Mumps is a viral infection that primarily affects saliva-producing glands that are located near your ears. Mumps can cause swelling in one or both of these glands. The infection was common in the United States until mumps vaccination became routine. Since then, the number of cases has dropped dramatically. However, mumps outbreaks still occur in the United States, and the number of cases has crept up in recent years. These outbreaks generally affect people who aren’t vaccinated and occur in close-contact settings such as schools or college campuses.
According to the Center For Disease Control, the biggest concern about the mumps are that less than one percent of cases result in inflammation of your brain or the membranes surrounding your brain. Fortunately, there is a vaccine that helps protect against the mumps. It is usually part of the combination measles-mumps-rubella vaccine or the measles-mumps-rubella-varicella vaccine. The vaccine is not perfect, but it is quite good at preventing the mumps with one dose being on average 78% effective and two doses being 88% effective.

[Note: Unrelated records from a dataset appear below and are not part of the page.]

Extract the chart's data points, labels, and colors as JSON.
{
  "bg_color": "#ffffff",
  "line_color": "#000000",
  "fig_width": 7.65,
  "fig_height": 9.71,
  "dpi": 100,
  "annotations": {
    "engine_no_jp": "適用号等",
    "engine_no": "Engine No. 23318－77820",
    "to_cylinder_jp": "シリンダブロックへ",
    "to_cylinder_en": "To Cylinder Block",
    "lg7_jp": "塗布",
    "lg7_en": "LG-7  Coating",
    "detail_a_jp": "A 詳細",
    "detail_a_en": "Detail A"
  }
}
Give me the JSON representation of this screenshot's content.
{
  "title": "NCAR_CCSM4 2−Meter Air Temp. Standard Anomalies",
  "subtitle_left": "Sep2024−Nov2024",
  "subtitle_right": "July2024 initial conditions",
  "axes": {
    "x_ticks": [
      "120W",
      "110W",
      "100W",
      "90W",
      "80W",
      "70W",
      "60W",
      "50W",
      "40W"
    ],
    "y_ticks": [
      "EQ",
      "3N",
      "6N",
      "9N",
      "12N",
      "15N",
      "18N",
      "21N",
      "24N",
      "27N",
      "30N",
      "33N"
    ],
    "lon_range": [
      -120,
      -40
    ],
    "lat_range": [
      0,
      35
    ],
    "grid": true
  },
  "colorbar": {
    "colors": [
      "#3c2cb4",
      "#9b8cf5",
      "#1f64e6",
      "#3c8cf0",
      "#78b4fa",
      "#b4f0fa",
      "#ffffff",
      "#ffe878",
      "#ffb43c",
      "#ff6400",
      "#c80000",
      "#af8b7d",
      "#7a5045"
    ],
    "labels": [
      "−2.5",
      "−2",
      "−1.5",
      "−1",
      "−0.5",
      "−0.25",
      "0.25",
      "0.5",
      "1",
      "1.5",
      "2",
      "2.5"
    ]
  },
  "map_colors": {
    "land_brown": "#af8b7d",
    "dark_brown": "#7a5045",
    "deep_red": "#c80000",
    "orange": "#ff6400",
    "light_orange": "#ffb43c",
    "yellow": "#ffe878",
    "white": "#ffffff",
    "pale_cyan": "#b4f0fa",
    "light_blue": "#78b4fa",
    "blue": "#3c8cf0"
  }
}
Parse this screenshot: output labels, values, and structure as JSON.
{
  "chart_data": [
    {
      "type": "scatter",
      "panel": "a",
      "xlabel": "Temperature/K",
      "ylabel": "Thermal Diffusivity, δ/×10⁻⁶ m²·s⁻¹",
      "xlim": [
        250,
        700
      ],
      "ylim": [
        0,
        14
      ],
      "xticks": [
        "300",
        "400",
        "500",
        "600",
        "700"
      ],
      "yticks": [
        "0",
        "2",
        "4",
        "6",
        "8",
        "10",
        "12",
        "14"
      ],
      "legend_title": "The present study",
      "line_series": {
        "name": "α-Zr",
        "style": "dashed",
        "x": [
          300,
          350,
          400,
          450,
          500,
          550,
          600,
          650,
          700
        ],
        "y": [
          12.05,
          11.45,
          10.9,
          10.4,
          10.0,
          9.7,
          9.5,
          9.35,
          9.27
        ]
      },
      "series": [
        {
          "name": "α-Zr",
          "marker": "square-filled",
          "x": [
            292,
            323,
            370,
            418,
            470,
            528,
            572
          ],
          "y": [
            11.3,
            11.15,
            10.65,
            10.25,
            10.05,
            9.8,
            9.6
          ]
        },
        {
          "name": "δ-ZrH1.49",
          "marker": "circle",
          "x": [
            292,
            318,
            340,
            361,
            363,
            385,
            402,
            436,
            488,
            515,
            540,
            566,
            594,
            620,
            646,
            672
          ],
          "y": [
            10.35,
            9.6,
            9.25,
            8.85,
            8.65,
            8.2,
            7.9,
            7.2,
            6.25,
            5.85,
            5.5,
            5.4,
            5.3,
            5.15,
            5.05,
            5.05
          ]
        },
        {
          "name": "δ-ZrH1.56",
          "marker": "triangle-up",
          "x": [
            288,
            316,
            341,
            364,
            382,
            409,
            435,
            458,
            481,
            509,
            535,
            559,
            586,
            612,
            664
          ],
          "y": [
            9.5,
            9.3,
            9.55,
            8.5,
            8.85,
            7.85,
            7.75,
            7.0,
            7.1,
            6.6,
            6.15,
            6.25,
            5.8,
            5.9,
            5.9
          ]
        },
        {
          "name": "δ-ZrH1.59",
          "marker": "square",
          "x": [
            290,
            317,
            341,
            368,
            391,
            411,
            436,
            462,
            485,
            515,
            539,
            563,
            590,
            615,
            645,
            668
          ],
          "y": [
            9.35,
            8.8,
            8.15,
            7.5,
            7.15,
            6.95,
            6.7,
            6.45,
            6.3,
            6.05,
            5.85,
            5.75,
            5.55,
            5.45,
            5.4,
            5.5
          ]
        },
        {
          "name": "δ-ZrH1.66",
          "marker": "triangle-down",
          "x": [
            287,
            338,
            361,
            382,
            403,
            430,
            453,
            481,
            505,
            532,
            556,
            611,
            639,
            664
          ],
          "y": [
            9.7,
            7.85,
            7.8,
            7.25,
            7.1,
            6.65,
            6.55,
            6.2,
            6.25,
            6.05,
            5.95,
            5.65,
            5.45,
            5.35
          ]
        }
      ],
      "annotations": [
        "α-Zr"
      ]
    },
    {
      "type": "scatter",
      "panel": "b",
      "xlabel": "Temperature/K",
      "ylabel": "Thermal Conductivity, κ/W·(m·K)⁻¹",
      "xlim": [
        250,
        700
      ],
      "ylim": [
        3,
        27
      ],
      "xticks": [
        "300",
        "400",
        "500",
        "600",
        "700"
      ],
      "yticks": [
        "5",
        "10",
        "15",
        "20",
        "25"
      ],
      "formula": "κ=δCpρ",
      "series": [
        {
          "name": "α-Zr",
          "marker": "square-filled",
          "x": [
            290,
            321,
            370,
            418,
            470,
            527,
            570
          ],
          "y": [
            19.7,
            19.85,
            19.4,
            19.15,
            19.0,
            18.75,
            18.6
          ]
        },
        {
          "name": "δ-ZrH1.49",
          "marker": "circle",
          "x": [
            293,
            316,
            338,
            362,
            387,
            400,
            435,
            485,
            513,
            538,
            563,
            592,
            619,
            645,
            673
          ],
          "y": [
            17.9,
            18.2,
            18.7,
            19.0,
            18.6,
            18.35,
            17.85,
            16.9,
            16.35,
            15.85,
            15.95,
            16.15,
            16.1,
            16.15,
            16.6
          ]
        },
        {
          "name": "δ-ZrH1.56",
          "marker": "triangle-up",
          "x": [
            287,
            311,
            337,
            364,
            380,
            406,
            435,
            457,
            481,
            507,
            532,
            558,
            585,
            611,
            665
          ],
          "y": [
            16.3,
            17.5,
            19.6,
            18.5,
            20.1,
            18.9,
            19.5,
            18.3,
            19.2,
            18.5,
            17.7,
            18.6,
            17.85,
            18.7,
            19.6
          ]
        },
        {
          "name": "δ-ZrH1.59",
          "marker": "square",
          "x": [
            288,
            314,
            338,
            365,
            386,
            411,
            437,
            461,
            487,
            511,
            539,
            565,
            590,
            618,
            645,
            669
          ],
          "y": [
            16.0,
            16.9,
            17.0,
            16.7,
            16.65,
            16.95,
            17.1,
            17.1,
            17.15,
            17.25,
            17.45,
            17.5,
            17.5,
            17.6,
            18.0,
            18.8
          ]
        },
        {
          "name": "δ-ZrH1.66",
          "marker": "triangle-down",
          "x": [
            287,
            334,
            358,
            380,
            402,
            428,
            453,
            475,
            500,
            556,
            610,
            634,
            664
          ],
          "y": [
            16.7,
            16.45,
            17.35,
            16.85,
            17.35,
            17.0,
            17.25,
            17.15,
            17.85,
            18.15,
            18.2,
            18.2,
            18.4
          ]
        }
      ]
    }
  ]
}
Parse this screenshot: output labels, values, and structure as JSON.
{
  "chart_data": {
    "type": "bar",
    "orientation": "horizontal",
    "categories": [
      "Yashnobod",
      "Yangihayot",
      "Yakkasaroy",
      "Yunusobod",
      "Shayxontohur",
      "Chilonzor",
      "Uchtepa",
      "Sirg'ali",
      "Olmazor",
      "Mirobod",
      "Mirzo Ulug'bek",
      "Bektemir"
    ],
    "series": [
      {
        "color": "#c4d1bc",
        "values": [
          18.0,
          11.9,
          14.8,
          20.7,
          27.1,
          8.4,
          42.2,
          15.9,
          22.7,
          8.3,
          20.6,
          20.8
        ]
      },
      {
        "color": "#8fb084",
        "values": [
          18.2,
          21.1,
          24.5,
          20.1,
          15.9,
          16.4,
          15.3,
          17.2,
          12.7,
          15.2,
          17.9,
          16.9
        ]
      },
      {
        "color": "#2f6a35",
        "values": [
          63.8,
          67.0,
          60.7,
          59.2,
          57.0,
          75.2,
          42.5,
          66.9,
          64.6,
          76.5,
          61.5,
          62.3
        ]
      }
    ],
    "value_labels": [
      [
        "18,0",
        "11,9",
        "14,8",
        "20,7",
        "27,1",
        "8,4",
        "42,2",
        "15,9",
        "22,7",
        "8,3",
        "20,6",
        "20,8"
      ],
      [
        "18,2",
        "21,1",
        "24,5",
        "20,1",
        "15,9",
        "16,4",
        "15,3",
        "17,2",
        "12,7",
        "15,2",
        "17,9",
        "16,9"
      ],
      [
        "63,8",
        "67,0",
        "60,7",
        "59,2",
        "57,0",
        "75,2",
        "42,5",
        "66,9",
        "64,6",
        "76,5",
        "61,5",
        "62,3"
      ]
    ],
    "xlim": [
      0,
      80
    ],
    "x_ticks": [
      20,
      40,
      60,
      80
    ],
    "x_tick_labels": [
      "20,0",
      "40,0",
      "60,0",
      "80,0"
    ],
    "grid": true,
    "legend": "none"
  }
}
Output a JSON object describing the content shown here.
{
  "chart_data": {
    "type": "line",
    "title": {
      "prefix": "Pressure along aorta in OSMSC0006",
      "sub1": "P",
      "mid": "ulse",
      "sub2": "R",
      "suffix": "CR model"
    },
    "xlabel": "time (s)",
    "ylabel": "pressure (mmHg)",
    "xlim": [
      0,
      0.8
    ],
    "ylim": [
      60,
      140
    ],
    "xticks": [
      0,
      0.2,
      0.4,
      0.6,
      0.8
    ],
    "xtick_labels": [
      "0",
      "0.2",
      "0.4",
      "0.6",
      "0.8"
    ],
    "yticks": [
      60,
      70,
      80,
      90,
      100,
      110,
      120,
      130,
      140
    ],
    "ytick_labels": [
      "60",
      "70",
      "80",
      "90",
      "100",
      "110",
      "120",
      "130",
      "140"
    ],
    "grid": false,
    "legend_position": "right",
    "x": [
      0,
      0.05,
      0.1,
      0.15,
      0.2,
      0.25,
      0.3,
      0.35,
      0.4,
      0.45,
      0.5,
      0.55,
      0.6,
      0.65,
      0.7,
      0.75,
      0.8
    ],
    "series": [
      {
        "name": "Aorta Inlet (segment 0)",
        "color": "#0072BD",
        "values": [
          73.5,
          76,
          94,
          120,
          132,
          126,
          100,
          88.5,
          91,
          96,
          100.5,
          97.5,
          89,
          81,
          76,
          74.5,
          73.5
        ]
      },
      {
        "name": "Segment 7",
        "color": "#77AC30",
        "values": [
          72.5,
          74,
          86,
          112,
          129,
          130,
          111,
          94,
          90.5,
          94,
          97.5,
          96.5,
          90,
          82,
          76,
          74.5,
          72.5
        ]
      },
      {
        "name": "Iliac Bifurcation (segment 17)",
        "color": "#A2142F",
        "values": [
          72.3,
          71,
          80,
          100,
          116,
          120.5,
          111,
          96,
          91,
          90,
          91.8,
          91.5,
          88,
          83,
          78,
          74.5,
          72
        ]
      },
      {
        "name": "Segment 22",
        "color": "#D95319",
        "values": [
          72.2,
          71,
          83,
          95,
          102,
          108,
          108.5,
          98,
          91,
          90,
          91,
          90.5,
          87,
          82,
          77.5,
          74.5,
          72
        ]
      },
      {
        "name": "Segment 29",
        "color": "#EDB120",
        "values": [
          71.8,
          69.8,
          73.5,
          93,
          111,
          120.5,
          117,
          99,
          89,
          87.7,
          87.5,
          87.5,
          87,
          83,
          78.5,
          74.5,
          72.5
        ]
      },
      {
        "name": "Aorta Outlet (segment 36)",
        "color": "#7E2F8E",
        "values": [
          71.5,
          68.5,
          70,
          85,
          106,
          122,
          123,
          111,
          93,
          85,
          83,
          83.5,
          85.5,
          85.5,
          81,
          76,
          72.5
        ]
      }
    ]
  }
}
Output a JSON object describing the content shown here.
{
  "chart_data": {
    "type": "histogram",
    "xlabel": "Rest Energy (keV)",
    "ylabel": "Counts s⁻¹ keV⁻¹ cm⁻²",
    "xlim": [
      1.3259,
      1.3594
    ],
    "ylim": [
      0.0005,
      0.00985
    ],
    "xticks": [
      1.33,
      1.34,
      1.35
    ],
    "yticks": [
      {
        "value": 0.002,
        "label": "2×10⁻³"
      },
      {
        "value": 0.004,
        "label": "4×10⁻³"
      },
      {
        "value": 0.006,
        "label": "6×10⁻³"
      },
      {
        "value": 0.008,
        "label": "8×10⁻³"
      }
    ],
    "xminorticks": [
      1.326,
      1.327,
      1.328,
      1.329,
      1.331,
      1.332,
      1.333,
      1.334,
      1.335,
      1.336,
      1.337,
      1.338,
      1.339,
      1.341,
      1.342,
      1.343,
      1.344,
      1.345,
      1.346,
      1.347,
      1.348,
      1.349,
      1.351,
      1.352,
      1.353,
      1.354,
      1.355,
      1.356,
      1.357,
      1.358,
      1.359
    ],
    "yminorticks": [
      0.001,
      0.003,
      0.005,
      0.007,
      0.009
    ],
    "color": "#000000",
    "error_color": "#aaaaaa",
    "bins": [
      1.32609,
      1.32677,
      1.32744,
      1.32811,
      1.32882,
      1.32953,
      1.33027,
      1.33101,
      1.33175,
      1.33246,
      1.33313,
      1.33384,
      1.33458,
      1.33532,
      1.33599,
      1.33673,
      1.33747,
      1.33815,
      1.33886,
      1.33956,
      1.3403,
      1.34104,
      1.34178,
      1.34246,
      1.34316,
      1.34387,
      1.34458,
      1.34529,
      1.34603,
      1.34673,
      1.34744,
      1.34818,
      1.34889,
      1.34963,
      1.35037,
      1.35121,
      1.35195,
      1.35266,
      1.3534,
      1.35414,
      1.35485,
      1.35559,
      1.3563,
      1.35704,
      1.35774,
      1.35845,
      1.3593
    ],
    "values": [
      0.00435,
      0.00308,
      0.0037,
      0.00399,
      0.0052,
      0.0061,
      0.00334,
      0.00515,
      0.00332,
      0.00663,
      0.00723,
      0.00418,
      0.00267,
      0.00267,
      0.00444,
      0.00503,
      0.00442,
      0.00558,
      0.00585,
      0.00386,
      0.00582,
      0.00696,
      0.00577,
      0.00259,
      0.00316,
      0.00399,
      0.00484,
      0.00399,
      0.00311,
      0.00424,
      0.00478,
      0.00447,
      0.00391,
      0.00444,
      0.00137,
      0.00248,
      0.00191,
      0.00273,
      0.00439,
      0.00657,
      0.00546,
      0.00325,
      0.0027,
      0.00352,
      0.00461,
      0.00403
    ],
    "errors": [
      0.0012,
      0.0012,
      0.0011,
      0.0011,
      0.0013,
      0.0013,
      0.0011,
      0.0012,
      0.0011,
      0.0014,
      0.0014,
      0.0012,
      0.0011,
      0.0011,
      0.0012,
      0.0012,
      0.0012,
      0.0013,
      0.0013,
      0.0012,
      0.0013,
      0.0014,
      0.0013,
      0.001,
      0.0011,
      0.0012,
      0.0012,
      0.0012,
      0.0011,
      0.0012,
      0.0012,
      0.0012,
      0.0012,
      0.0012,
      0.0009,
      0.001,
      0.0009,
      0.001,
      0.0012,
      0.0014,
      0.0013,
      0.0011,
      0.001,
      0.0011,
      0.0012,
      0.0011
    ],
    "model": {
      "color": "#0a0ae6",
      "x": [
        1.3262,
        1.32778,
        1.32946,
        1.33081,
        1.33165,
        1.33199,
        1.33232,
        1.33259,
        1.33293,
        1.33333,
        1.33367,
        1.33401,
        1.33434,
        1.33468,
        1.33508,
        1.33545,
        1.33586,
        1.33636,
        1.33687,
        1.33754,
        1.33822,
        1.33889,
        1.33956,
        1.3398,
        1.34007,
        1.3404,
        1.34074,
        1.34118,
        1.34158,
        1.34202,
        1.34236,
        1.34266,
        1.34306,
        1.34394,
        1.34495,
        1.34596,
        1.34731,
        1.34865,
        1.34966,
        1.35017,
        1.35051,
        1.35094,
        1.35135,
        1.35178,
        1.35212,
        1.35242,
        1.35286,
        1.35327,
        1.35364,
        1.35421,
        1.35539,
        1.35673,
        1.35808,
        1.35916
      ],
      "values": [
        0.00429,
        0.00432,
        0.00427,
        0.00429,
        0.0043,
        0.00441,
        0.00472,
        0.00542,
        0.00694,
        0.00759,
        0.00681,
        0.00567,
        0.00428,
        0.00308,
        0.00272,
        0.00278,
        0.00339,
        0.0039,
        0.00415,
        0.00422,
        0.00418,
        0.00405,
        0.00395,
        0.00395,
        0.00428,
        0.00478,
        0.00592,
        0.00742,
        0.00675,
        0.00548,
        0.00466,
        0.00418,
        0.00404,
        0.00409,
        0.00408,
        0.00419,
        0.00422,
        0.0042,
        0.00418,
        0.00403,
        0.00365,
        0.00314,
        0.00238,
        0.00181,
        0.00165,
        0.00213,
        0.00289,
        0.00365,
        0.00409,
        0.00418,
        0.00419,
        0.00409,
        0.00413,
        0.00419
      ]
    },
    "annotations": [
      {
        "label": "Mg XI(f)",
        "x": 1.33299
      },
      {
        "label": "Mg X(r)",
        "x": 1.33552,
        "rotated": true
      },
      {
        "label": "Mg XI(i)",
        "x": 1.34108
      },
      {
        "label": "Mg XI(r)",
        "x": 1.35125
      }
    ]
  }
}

The largest outbreak occurred in a close-knit community in northwest Arkansas that resulted in nearly 3,000 cases. Two large outbreaks from Iowa and Illinois each involved several hundred university students. Additionally, about half of outbreaks involved greater than 10 cases.
Below is a picture detailing recent mumps outbreaks.
Some people infected with the mumps virus have either no signs or symptoms or very mild ones. When signs and symptoms do develop, they usually appear about two to three weeks after exposure to the virus. The primary sign of mumps contains swollen salivary glands that cause the cheeks to puff out.
Be sure to regularly wash your hands with soap and water. Sneeze and cough into a tissue or your elbow to avoid spreading the disease through airborne particles. Avoid sharing drinks, food, and utensils; these can all carry the flu or mumps viruses. But the best thing you can do for yourself to prevent mumps, is simply go get vaccinated.